A propósito del mes de agosto, de las vacaciones estivales: el filósofo dedica varias ideas a cómo la presión por producir, el gran mal canceroso de nuestro apresurado way of life, se lleva por delante los espacios para el juego y las narraciones —pese a que uno diría que se juega y se narra más que nunca—, a la vez que contamina el concepto de reposo: “El régimen neoliberal totaliza la producción. Por eso se someten a ella todos los ámbitos de la vida [...] La producción acapara incluso el reposo, degradándolo a tiempo libre, a pausa para hacer un descanso.

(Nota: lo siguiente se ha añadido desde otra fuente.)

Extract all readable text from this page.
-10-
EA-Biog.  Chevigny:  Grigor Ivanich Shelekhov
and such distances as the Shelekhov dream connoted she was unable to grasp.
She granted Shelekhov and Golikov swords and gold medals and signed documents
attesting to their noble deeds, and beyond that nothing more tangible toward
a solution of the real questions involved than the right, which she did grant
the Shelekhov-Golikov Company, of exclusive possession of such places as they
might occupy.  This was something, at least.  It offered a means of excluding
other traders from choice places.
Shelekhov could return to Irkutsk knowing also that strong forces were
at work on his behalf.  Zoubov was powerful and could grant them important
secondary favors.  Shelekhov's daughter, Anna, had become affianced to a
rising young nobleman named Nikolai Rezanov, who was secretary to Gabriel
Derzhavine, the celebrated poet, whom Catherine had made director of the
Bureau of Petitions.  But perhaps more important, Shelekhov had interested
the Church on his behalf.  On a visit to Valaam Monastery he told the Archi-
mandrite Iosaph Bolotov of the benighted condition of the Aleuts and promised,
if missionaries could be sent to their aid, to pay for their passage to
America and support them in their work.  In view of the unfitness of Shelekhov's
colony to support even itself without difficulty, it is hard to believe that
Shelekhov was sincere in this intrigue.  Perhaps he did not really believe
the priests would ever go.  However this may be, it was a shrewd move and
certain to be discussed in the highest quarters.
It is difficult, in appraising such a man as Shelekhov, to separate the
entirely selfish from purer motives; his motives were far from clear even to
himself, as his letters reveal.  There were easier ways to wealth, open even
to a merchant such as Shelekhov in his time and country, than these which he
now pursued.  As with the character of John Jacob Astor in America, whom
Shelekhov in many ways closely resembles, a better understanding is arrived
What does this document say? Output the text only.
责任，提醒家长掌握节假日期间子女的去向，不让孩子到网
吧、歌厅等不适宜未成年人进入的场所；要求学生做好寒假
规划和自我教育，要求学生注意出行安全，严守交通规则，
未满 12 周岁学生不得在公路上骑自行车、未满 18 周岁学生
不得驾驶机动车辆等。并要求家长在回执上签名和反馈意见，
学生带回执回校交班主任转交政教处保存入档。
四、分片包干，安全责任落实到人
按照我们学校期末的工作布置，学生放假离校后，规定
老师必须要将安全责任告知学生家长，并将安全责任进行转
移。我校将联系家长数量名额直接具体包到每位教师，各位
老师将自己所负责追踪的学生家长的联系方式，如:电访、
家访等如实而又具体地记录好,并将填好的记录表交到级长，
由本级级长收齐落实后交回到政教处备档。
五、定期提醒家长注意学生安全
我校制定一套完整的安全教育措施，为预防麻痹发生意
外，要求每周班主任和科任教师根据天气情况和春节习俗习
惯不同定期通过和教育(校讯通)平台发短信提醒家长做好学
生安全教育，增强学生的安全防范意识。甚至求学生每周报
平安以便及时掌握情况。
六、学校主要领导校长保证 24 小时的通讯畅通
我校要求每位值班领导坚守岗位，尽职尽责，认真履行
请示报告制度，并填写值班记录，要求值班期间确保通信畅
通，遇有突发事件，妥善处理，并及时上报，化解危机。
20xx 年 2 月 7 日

No introduce ningún periodo santo de la congregación. El tiempo libre es para algunos un tiempo vacío que provoca un horror vacui. La creciente presión por aportar rendimiento no hace ni siquiera posible una pausa que permita descansar. Por eso muchos se ponen enfermos justamente durante el tiempo libre. Esta enfermedad tiene ya un nombre: leisure sickness o «enfermedad del ocio» [...] El trabajo tiene un comienzo y un final [...] El rendimiento, por el contrario, no tiene principio ni fin”. Es una aberración, es lo común. Critica el filósofo además como la producción, en este caso la producción de sentido, afecta a la lectura en nuestra época postsexual de sobreproducción pornográfica de sexo: así como la pornografía destruye la sexualidad y el erotismo mediante cuerpos que prescinden de lo escénico y del símbolo para únicamente funcionar, a los libros que más se leen se les exige hoy que avancen hacia un final estandarizado en un striptease de capítulos previos a la revelación. Entre tanto, se lamenta el filósofo, ya casi no leemos poemas: vamos dejando poco a poco de lado las manifestaciones de lo impreciso.